Der Abend war schwarz, sternenlos die Nacht. Das Meer hatte sich etwas beruhigt. Wind und Regen jagten nicht mehr in die offene Klause hinein. Alwine war nicht beim Abendessen. Der Steuermann hatte auf dem Deck die Wache, und sie war oben mit Charlie in ihrer Klause, „Pa“ und „Ma“ sprachen davon.

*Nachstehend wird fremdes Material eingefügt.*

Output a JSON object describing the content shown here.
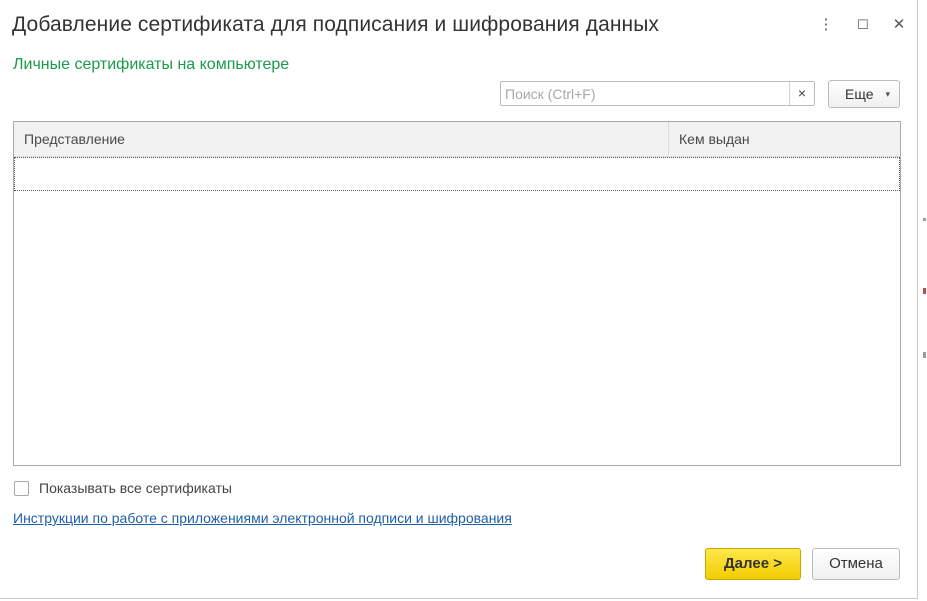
{
  "window": {
    "title": "Добавление сертификата для подписания и шифрования данных",
    "menu_icon": "⋮",
    "maximize_icon": "☐",
    "close_icon": "✕"
  },
  "subtitle": "Личные сертификаты на компьютере",
  "search": {
    "placeholder": "Поиск (Ctrl+F)",
    "value": "",
    "clear_icon": "×"
  },
  "more_button": {
    "label": "Еще",
    "caret": "▾"
  },
  "table": {
    "columns": [
      "Представление",
      "Кем выдан"
    ],
    "rows": []
  },
  "show_all": {
    "label": "Показывать все сертификаты",
    "checked": false
  },
  "instructions_link": "Инструкции по работе с приложениями электронной подписи и шифрования",
  "buttons": {
    "next": "Далее >",
    "cancel": "Отмена"
  },
  "colors": {
    "subtitle": "#1a9a4a",
    "link": "#1f5fa8",
    "primary_button": "#f5d20a"
  }
}
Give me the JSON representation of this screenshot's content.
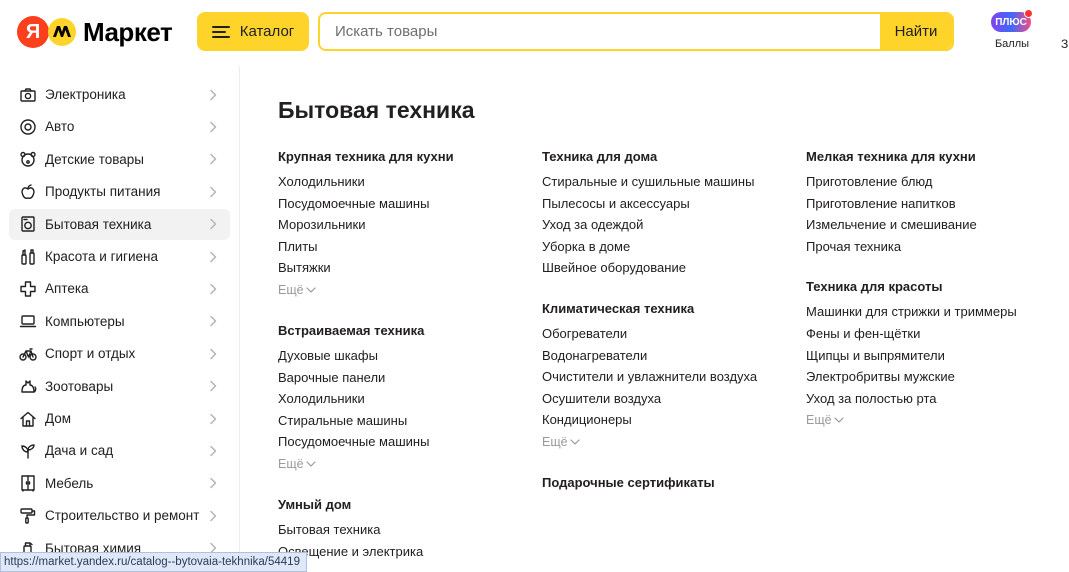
{
  "header": {
    "logo_text": "Маркет",
    "logo_letter": "Я",
    "catalog_label": "Каталог",
    "search_placeholder": "Искать товары",
    "search_button": "Найти",
    "plus_badge": "ПЛЮС",
    "plus_label": "Баллы",
    "edge_char": "З"
  },
  "sidebar": {
    "items": [
      {
        "label": "Электроника",
        "icon": "camera-icon"
      },
      {
        "label": "Авто",
        "icon": "wheel-icon"
      },
      {
        "label": "Детские товары",
        "icon": "bear-icon"
      },
      {
        "label": "Продукты питания",
        "icon": "apple-icon"
      },
      {
        "label": "Бытовая техника",
        "icon": "washing-machine-icon",
        "active": true
      },
      {
        "label": "Красота и гигиена",
        "icon": "beauty-icon"
      },
      {
        "label": "Аптека",
        "icon": "cross-icon"
      },
      {
        "label": "Компьютеры",
        "icon": "laptop-icon"
      },
      {
        "label": "Спорт и отдых",
        "icon": "bicycle-icon"
      },
      {
        "label": "Зоотовары",
        "icon": "cat-icon"
      },
      {
        "label": "Дом",
        "icon": "house-icon"
      },
      {
        "label": "Дача и сад",
        "icon": "sprout-icon"
      },
      {
        "label": "Мебель",
        "icon": "wardrobe-icon"
      },
      {
        "label": "Строительство и ремонт",
        "icon": "paint-roller-icon"
      },
      {
        "label": "Бытовая химия",
        "icon": "spray-icon"
      }
    ]
  },
  "main": {
    "title": "Бытовая техника",
    "more_label": "Ещё",
    "columns": [
      {
        "groups": [
          {
            "title": "Крупная техника для кухни",
            "links": [
              "Холодильники",
              "Посудомоечные машины",
              "Морозильники",
              "Плиты",
              "Вытяжки"
            ],
            "more": true
          },
          {
            "title": "Встраиваемая техника",
            "links": [
              "Духовые шкафы",
              "Варочные панели",
              "Холодильники",
              "Стиральные машины",
              "Посудомоечные машины"
            ],
            "more": true
          },
          {
            "title": "Умный дом",
            "links": [
              "Бытовая техника",
              "Освещение и электрика"
            ],
            "more": false
          }
        ]
      },
      {
        "groups": [
          {
            "title": "Техника для дома",
            "links": [
              "Стиральные и сушильные машины",
              "Пылесосы и аксессуары",
              "Уход за одеждой",
              "Уборка в доме",
              "Швейное оборудование"
            ],
            "more": false
          },
          {
            "title": "Климатическая техника",
            "links": [
              "Обогреватели",
              "Водонагреватели",
              "Очистители и увлажнители воздуха",
              "Осушители воздуха",
              "Кондиционеры"
            ],
            "more": true
          },
          {
            "title": "Подарочные сертификаты",
            "links": [],
            "more": false
          }
        ]
      },
      {
        "groups": [
          {
            "title": "Мелкая техника для кухни",
            "links": [
              "Приготовление блюд",
              "Приготовление напитков",
              "Измельчение и смешивание",
              "Прочая техника"
            ],
            "more": false
          },
          {
            "title": "Техника для красоты",
            "links": [
              "Машинки для стрижки и триммеры",
              "Фены и фен-щётки",
              "Щипцы и выпрямители",
              "Электробритвы мужские",
              "Уход за полостью рта"
            ],
            "more": true
          }
        ]
      }
    ]
  },
  "status_bar": {
    "url": "https://market.yandex.ru/catalog--bytovaia-tekhnika/54419"
  },
  "colors": {
    "accent": "#fed42b",
    "logo_red": "#fc3f1d",
    "active_bg": "#f2f2f2"
  }
}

Das Blut schoß mir in den Kopf; seit ich das schöne Mädchen in den Armen gehalten, war es wieder vorbei mit der inneren Unempfindlichkeit, und jetzt hatte ich einen Anfall von Eifersucht.

Ich verließ den Tisch und stieg langsam, im Grunde innerlich beschämt, auf das Deck. Als ich in die Nähe der Klause kam, überzeugte ich mich, daß die Drei im Dunkeln beisammen saßen, Alwine, Charlie und Jay Robinson; der Steuermann mußte eben eingetreten sein, denn ich hörte ihn sagen:

„Sie sind hier, Fräulein? Es ist viel für junge Ladies, an einem dunklen Abend auf Deck zu sein.“

„O – ich liebe die Dunkelheit,“ antwortete ihre Stimme.

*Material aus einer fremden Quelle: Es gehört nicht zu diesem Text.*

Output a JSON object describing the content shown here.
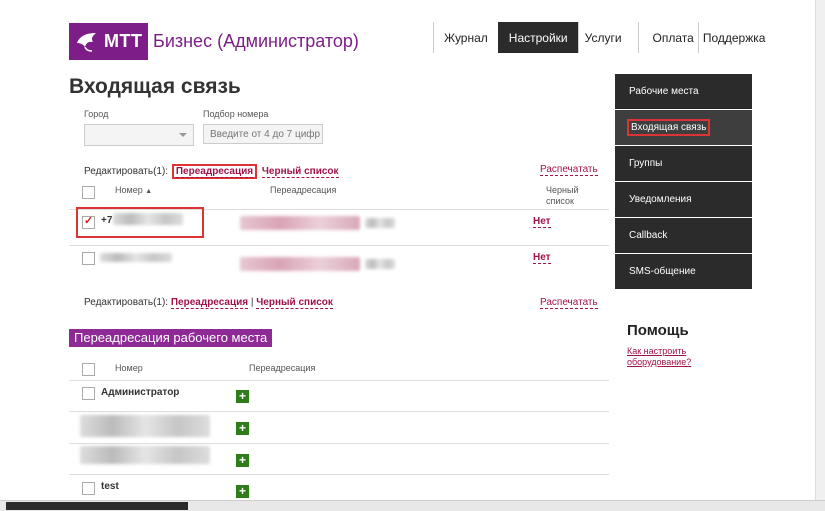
{
  "header": {
    "logo_mark": "МТТ",
    "logo_text": "Бизнес (Администратор)",
    "nav": [
      {
        "label": "Журнал",
        "active": false
      },
      {
        "label": "Настройки",
        "active": true
      },
      {
        "label": "Услуги",
        "active": false
      },
      {
        "label": "Оплата",
        "active": false
      },
      {
        "label": "Поддержка",
        "active": false
      }
    ]
  },
  "page_title": "Входящая связь",
  "filters": {
    "city_label": "Город",
    "city_value": "",
    "number_label": "Подбор номера",
    "number_placeholder": "Введите от 4 до 7 цифр"
  },
  "edit_bar": {
    "prefix": "Редактировать(1):",
    "forwarding": "Переадресация",
    "separator": "|",
    "blacklist": "Черный список",
    "print": "Распечатать"
  },
  "table1": {
    "col_number": "Номер",
    "sort_icon": "▲",
    "col_forwarding": "Переадресация",
    "col_blacklist": "Черный список",
    "rows": [
      {
        "number_prefix": "+7",
        "checked": true,
        "blacklist": "Нет"
      },
      {
        "number_prefix": "",
        "checked": false,
        "blacklist": "Нет"
      }
    ]
  },
  "section2": {
    "title": "Переадресация рабочего места",
    "col_number": "Номер",
    "col_forwarding": "Переадресация",
    "rows": [
      {
        "name": "Администратор",
        "add": "+"
      },
      {
        "name": "",
        "add": "+"
      },
      {
        "name": "",
        "add": "+"
      },
      {
        "name": "test",
        "add": "+"
      }
    ]
  },
  "sidebar": {
    "items": [
      {
        "label": "Рабочие места",
        "active": false
      },
      {
        "label": "Входящая связь",
        "active": true
      },
      {
        "label": "Группы",
        "active": false
      },
      {
        "label": "Уведомления",
        "active": false
      },
      {
        "label": "Callback",
        "active": false
      },
      {
        "label": "SMS-общение",
        "active": false
      }
    ],
    "help_title": "Помощь",
    "help_link": "Как настроить оборудование?"
  },
  "colors": {
    "brand": "#7d1e88",
    "link": "#a0124a",
    "nav_active": "#2b2b2b",
    "add_button": "#2e7d1a",
    "highlight": "#dd3333"
  }
}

„Sie lieben das Finstere? So? Fürchten Sie sich gar nicht im Dunkeln?“

„Wenn ich allein bin, ja, aber Charlie ist bei mir.“

„O, Charlie ist ein guter Knabe. Nicht, Charlie. Du hast die junge Lady lieb?“ und er streichelte Charlie’s Kopf.

„Ja, ich liebe die wunderschöne Lady. Aber ich liebe Dich auch, und vielleicht – ich liebe Dich noch mehr.“

„Weshalb?“

„Ei, sie giebt mir keine Bilder; sie sieht sie sich nur an, und sie giebt mir keinen Cider und keine Apfelsinen; sie schält sie nur und ißt sie. Aber ich liebe ihre Stimme, und ich sitze gern auf ihrem Schooß,“ sagte Charlie.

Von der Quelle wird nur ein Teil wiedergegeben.